Serialize Vol.7

ウクライナNHB大会における死亡事故
〜その波紋、そしてUFCはどこへ行くのか〜

上村 彰
kamimura@nicom.com

<PART2 死に至る可能性>  

起こるべくして起こったのか?

 まず大会そのものですが、前述の公式見解によれば実際の運営はスムースで会場も満員であったようです。ただしメールで格闘技ホームページの主催者に突然参加選手はいないかと打診してきたらしく(日本人の元にも来たそうです)、肝心の選手選考がいい加減だったのではないでしょうか。デッジ選手自身は格闘技のインストラクターであり、試合経験は明らかではありませんが、このような大会に出場することの危険性は十分に分かっていたはずです。気になるのは以前にも意識喪失したことがあったらしいということです。今後死因がどの程度明らかになるのか分かりませんが、すでに何らかの障害を脳に持っていたとしたら、通常問題のない衝撃でも死に至る可能性は考えられます。

どうすれば死亡事故は防げるのか?

 VTの危険性を指摘された支持派の反論に「ボクシングなんてもっと死人が出ているし、一般のスポーツでも自動車レースやフットボールは凄く危険だ」というものがあります。一理ありますが、VTはいかんせんまだまだ未成熟(少なくともブラジル以外では)な競技であり、数値を比べるにも母数(試合数、選手数)の桁が違います。大切なのは問題を見つめ、改善しようという努力です。そこで私は以下の点を挙げてみたいと思います。

1)試合前の健康診断の実施もしデッジ選手が事前の健康診断で異常を発見され、出場を取りやめていたとすれば今回の死亡事故は防げたはずです。逆に言えば、事前にそれ(意識喪失)を知っていながら出場した選手、セコンドに重大な過失があったと言わざるを得ません。UFCでは試合前後にドクターチェックを行っているそうですが、特に命に関る頭部、心臓部については十分なチェックが必要でしょう。キエフの大会について試合前の健康診断があったかどうかは不明です。

2)適正なレフリングの徹底ひとことで言ってしまえば、早く試合を止めることです。早すぎれば観客も満足しないし、なにより選手自身が納得しないでしょう。しかしストップが遅すぎたために人命を落とすようなことになっては元も子もありません。そういった意味でPRIDE-1でのグッドリッジ-タクタロフ戦のストップ(仰向けに倒れたタクタロフをグッドリッジが殴り続けていた)は明らかに遅すぎたし、UFCJのシルヴェイラ-桜庭戦(第1試合)のストップは明らかなミスジャッジ(桜庭選手のタックルをダウンと勘違い) だったとはいえ、選手の身を守るという意味で間違った姿勢ではなかったと言えるでしょう。

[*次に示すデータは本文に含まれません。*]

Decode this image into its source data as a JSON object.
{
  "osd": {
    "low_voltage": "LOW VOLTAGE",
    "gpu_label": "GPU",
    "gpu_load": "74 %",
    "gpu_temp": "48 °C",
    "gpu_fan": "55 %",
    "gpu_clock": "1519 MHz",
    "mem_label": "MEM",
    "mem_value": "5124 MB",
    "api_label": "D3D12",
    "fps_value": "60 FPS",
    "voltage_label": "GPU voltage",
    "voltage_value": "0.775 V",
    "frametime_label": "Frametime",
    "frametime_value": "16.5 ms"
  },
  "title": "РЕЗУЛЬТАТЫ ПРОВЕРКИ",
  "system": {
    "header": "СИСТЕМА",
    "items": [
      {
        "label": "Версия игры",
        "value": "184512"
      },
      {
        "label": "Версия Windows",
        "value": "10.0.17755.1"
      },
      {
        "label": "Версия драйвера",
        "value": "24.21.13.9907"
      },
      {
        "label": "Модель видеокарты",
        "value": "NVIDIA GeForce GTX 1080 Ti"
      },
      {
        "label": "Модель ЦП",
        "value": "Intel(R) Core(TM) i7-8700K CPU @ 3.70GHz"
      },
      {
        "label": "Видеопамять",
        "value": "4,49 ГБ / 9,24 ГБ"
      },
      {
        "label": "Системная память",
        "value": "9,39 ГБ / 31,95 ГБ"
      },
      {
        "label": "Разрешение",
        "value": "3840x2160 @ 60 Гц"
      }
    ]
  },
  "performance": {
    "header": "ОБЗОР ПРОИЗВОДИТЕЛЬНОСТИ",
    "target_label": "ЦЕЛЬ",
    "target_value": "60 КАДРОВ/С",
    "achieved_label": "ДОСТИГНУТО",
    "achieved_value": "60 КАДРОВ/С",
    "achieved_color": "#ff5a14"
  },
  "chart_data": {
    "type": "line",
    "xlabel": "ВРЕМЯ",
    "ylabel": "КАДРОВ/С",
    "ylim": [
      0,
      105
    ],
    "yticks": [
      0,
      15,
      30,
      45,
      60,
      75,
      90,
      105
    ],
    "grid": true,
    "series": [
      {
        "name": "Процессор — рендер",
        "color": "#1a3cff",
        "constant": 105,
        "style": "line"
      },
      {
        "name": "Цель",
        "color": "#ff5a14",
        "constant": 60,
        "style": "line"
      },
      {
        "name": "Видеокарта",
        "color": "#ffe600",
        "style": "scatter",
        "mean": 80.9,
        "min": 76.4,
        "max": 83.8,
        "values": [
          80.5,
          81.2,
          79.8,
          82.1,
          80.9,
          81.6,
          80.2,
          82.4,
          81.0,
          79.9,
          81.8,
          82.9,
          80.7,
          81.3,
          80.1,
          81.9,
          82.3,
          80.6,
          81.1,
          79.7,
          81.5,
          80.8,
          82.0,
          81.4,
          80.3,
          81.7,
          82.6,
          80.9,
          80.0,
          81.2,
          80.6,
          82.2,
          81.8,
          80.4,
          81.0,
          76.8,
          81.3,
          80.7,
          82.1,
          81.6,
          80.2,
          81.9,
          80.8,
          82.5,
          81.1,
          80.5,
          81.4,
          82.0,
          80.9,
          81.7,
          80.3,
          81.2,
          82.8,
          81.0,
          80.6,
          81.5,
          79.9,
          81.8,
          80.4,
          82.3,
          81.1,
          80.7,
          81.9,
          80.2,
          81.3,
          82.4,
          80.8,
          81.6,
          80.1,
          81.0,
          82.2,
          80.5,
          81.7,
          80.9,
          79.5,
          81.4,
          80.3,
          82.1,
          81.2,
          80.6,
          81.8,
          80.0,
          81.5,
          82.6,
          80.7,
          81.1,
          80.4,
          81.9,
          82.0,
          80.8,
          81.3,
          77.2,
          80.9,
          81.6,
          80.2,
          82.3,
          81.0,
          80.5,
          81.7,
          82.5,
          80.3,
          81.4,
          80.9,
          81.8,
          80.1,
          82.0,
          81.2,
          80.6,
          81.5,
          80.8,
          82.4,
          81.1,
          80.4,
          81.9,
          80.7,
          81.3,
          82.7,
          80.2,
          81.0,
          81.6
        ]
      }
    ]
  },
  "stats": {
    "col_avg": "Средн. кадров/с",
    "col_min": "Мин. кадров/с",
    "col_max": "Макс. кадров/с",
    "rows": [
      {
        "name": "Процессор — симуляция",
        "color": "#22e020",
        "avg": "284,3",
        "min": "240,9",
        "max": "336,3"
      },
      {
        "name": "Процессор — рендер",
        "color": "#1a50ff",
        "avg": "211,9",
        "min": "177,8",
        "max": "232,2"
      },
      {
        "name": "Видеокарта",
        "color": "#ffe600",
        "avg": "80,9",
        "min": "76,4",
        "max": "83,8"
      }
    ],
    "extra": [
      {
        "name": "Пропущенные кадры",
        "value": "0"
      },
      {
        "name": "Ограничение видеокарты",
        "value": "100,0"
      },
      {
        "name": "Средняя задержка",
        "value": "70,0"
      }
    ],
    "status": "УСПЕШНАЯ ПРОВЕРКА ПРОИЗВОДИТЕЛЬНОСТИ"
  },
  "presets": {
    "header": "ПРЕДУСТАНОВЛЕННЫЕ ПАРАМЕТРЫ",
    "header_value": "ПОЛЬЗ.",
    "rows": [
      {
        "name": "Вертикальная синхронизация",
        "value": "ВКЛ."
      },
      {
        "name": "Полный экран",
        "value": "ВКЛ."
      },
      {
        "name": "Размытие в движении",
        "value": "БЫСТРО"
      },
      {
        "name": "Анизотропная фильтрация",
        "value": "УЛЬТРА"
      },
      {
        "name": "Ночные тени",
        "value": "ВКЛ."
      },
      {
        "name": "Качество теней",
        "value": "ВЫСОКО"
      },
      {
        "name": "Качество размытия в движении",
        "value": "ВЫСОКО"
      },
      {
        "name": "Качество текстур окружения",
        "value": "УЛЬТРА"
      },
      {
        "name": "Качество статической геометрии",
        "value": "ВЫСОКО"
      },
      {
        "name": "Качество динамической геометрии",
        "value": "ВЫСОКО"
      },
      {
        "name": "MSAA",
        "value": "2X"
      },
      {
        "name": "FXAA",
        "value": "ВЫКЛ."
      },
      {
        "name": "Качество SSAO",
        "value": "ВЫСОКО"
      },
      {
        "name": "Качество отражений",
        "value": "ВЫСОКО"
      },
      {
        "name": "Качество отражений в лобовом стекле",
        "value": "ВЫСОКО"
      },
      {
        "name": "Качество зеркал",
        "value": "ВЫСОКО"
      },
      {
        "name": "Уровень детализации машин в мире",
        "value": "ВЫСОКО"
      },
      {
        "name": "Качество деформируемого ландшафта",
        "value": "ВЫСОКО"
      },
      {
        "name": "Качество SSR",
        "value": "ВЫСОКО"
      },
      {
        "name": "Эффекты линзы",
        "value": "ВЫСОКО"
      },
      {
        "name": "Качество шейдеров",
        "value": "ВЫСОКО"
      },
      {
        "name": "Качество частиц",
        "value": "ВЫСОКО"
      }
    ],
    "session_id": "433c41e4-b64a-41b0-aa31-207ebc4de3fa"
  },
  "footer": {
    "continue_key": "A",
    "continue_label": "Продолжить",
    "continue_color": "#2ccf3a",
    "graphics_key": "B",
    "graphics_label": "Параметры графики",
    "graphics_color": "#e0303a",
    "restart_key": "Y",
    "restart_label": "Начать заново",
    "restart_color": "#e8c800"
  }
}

3)試合場の床を柔らかいマットにするマウントパンチが危険である最大の理由は床があるため上からの衝撃を逃がすことができないことにあります。床が固ければその危険性が一層高まることはいうまでもありません。先日のUFC XVIでのフランク・シャムロック-イゴール・ジノビエフ戦ではフランクに持ち上げられ下に叩きつけられたジノビエフは頭を打ったせいか意識がなくなり、鎖骨も折っていたそうです。グラウンド打撃とは関係ありませんが、こうした柔道やレスリングに見られる投げ技が実は恐ろしく実戦的であるというのも「固い地面に叩きつける」という側面があるからです。私はフランク戦のあと気になったので手を伸ばしてUFCのマットを触ってみたのですが、頑丈な板張りの上にやや厚みのある布を敷き詰めたといった印象でした。これを柔道の畳やレスリングのマットに準じた柔らかさの素材に替えてみてはどうでしょうか?マウントパンチの衝撃も少しは和らげられるし、投げ技に対しても怪我の防止に役立つと思われます。無論、これにより影響を受ける選手も出てくるでしょうから(打撃系選手がフットワークを使いにくい、投げ技を得意とする選手が不利、など)賛否両論が起きる可能性もありますが。少し話はそれますが、投げ技については相手を頭から下に落としてはいけないという項目もルールに明記した方がよいと思います。現状のままだとパイルドライバーのようなプロレス技を使う選手が現れた場合(使えるか否かは別問題ですが)、非常に危険でしょう。